The present invention relates to a process for pasteurising a mixture of proteins mainly containing fibrinogen by heating said mixture in conditions ensuring pasteurisation, in which said mixture is pasteurised in the presence of a monosaccharide and an alcoholic sugar.

Description

The present invention relates to a pasteurized glue for joining human or animal tissues.
It has been known for a long time to use substances promoting blood coagulation in order to stop haemorrhages or to heal wounds.
In the first proposals which were made in this field, tampons or pads of fibrin were first used, then sticking of tissues was subsequently carried out. using blood plasma.
This type of glue is, generally speaking, a concentrate of haemostasis factors which is coagulable by thrombin rich in fibrinogen.
It consists of two essential components which are mixed as required at the time of use. The first component consists of a mixture of proteins extracted from human plasma: fibrinogen, fibronectin and factors XIII (or fibrin-stabilizing factors). The second component consists of thrombin/calcium which can be of animal, for example bovine, origin.
In order to avoid all risk of viral contamination during the application of this glue, it is necessary to perform, during its preparation, a step of viral inactivation of the first component based on proteins of plasma origin.
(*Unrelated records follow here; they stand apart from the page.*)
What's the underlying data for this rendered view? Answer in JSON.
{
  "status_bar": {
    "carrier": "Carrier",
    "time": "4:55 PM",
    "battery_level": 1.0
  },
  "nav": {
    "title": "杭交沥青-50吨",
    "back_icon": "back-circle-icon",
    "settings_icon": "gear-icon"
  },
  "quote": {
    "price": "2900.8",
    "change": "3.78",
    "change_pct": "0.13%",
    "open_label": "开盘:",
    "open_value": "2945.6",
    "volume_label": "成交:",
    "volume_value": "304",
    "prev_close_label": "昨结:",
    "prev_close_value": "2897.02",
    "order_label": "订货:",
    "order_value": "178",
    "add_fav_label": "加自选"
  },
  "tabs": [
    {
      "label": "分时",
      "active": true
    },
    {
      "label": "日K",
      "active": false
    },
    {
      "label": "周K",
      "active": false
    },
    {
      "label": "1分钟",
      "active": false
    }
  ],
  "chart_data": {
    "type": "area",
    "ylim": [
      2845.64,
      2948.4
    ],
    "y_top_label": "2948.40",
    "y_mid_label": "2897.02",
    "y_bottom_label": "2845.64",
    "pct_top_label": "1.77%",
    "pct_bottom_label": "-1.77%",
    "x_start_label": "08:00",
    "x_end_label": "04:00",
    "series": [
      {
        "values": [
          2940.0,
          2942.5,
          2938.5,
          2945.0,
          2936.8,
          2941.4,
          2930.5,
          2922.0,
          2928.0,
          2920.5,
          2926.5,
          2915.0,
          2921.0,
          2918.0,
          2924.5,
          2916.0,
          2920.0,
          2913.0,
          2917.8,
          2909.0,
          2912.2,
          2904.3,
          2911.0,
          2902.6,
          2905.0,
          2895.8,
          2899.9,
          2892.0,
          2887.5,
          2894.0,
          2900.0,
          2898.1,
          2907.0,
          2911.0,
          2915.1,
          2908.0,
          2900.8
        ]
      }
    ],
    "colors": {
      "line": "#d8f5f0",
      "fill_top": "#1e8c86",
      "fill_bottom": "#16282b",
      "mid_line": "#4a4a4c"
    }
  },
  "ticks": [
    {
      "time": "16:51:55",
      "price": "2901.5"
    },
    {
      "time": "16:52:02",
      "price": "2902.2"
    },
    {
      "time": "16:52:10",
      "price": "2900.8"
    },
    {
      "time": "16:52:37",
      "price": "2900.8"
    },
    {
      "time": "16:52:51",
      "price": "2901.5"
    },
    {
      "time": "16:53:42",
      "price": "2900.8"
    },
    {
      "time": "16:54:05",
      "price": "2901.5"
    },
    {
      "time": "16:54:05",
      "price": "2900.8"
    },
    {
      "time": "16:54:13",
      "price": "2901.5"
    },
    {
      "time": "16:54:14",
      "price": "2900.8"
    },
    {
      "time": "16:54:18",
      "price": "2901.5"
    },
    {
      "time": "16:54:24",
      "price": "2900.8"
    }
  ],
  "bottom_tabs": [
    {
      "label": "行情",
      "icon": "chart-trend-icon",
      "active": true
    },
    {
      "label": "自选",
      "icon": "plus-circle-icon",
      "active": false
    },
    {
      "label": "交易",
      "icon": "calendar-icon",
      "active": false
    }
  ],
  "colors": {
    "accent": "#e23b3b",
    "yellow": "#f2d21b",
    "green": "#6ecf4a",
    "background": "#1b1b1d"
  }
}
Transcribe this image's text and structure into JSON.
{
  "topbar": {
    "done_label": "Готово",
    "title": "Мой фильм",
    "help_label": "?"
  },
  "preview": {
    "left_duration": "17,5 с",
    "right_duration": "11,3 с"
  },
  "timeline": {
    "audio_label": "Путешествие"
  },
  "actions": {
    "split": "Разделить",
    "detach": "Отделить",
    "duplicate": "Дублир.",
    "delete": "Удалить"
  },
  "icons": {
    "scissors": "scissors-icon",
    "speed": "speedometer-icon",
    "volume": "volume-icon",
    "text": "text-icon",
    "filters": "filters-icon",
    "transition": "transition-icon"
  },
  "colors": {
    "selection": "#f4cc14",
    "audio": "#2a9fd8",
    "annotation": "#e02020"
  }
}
Pasteurization, which is a suitable method for this type of operation, causes, in fact, problems on account of the thermal instability of some proteins present in this first component.
EP 103196 describes a process for the pasteurization of solutions of fibrinogen in the presence of high calcium concentrations, which causes the formation of an insoluble precipitate of fibrin.
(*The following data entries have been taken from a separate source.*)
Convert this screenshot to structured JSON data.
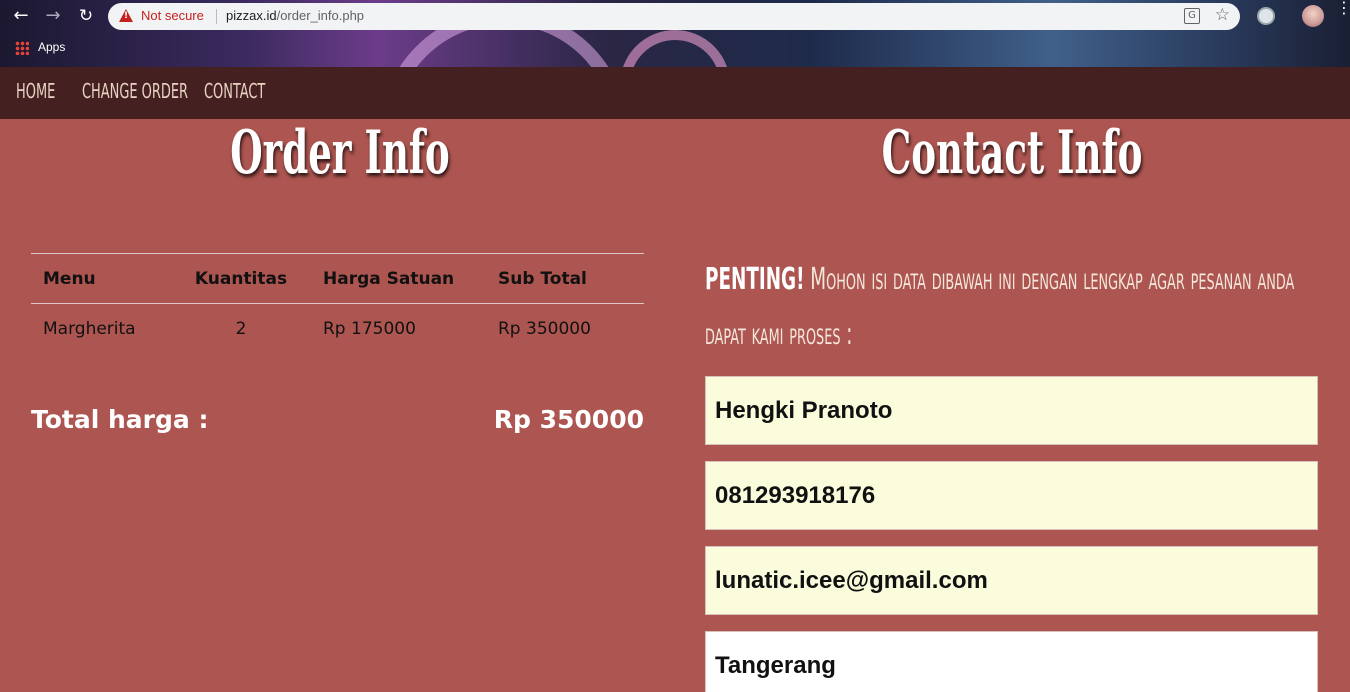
{
  "browser": {
    "security_label": "Not secure",
    "url_domain": "pizzax.id",
    "url_path": "/order_info.php",
    "bookmarks_apps_label": "Apps"
  },
  "nav": {
    "home": "HOME",
    "change_order": "CHANGE ORDER",
    "contact": "CONTACT"
  },
  "order": {
    "title": "Order Info",
    "columns": [
      "Menu",
      "Kuantitas",
      "Harga Satuan",
      "Sub Total"
    ],
    "rows": [
      {
        "menu": "Margherita",
        "qty": "2",
        "unit_price": "Rp 175000",
        "subtotal": "Rp 350000"
      }
    ],
    "total_label": "Total harga :",
    "total_value": "Rp 350000"
  },
  "contact": {
    "title": "Contact Info",
    "notice_strong": "PENTING!",
    "notice_text": " Mohon isi data dibawah ini dengan lengkap agar pesanan anda dapat kami proses :",
    "name": "Hengki Pranoto",
    "phone": "081293918176",
    "email": "lunatic.icee@gmail.com",
    "city": "Tangerang"
  }
}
EP 37078 describes the pasteurization of aqueous solutions of factor XIII not containing fibrinogen in the presence of at least 10% of a salt of a C3-C10 carboxylic acid.
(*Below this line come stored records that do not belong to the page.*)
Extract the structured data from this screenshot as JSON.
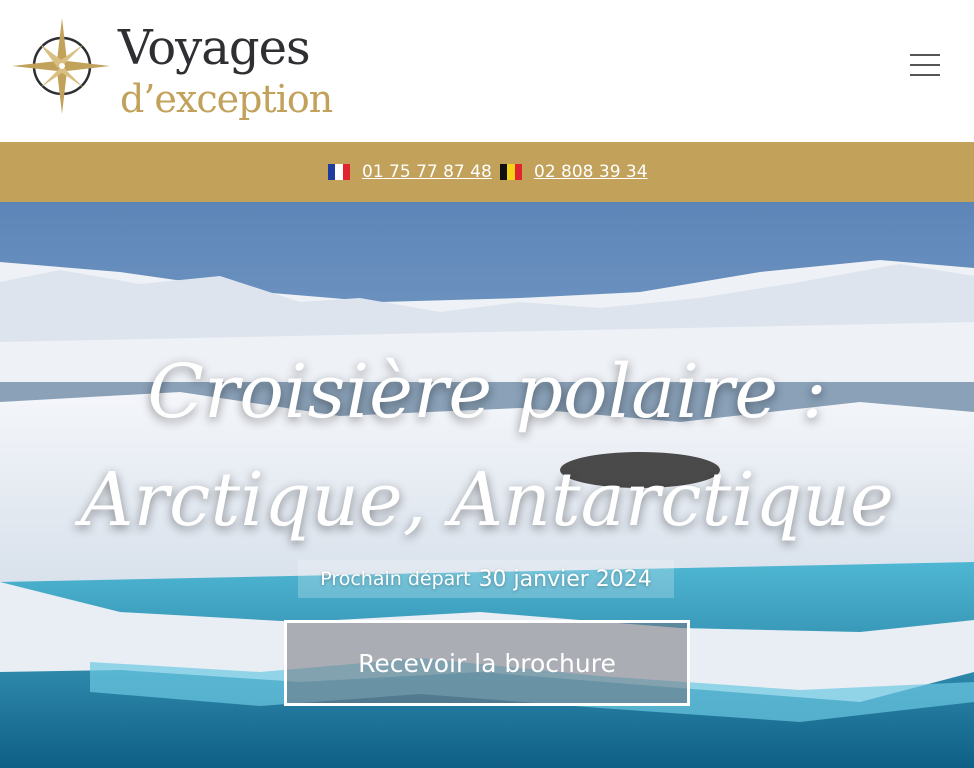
{
  "header": {
    "logo": {
      "line1": "Voyages",
      "line2": "d’exception"
    },
    "menu_icon": "hamburger-menu-icon"
  },
  "contact_bar": {
    "phones": [
      {
        "country": "France",
        "flag": "flag-france-icon",
        "number": "01 75 77 87 48"
      },
      {
        "country": "Belgium",
        "flag": "flag-belgium-icon",
        "number": "02 808 39 34"
      }
    ]
  },
  "hero": {
    "title_line1": "Croisière polaire :",
    "title_line2": "Arctique, Antarctique",
    "next_departure_label": "Prochain départ",
    "next_departure_date": "30 janvier 2024",
    "cta_label": "Recevoir la brochure"
  },
  "colors": {
    "gold": "#c2a15a",
    "logo_dark": "#2e2e33",
    "white": "#ffffff"
  }
}
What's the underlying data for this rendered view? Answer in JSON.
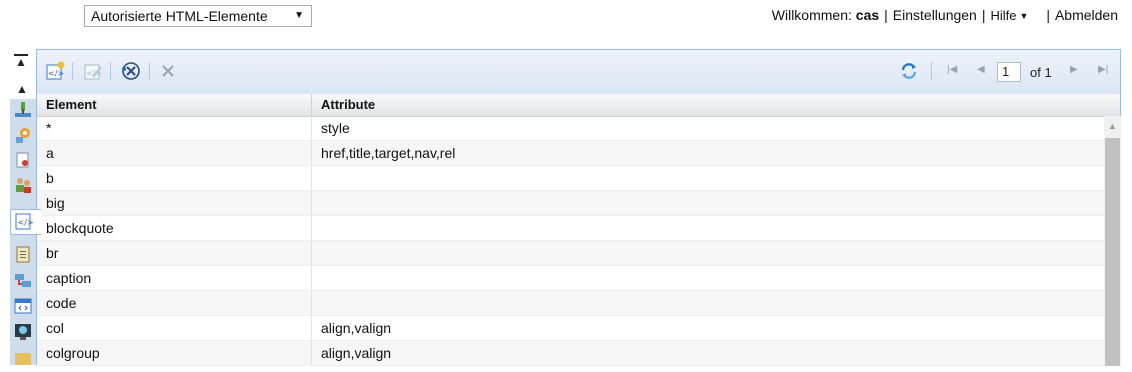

EP 35204 describes a process for the pasteurization of a mixture of plasma proteins in which the fibrinogen content is less than 60% of the total proteins, in the presence of a polyol. - 2 EP 11739 relates to a process for the purification of factor XIII from placenta, followed by pasteurization of the product obtained. * The object of the present invention is to propose a new pasteurized glue, essentially characterized by the fe process for obtaining the first component extracted from human plasma, this process including a viral inactivation step.
More especially, the present invention relates to a process for the pasteurization of a mixture of proteins principally containing fibrinogen, by heating the said mixture under conditions effecting pasteurization, characterized in that: a) a cryoprecipitate of human plasma is dissolved and then precipitated in the presence of heparin, b) the precipitate obtained is redissolved and constitutes the mixture to be pasteurized, c) the said mixture is pasteurized in the presence of a monosaccharide and a sugar alcohol at 60 °C for 10 hours, or under equivalent pasteurization conditions, and in that the said mixture is free from calcium ion, on condition that the fibrinogen content in the mixture is greater than 60%.
Preferably, and in distinction to many processes of the prior art, in particular the process described in EP-B-0,103,196, the pasteurized mixture of proteins contains no calcium ion, and is preferably free from thrombin inhibitor.
In the preferred application of this process, the mixture of proteins also contains plasma factor XIII, and may be obtained from a cryoprecipitate of human plasma dissolved and precipitated in the presence of heparin; * the precipitate obtained, when redissolved, constitutes the mixture to be pasteurized.
The inventors have, in effect, demonstrated that the presence of a monosaccharide and a sugar alcohol during the pasteurization of the protein solution enables the said proteins to be stabilized, and consequently their biological activities to be preserved.
The concentrations of monosaccharide and sugar alcohol used for stabilizing the proteins naturally depend on the nature and concentration of the proteins in the protein solution and on the actual nature of the monosaccharide and of the sugar alcohol used, and are generally between 1,000 and 1,400 g for the monosaccharide and between 200 and 400 g for the sugar alcohol, added per litre of protein solution.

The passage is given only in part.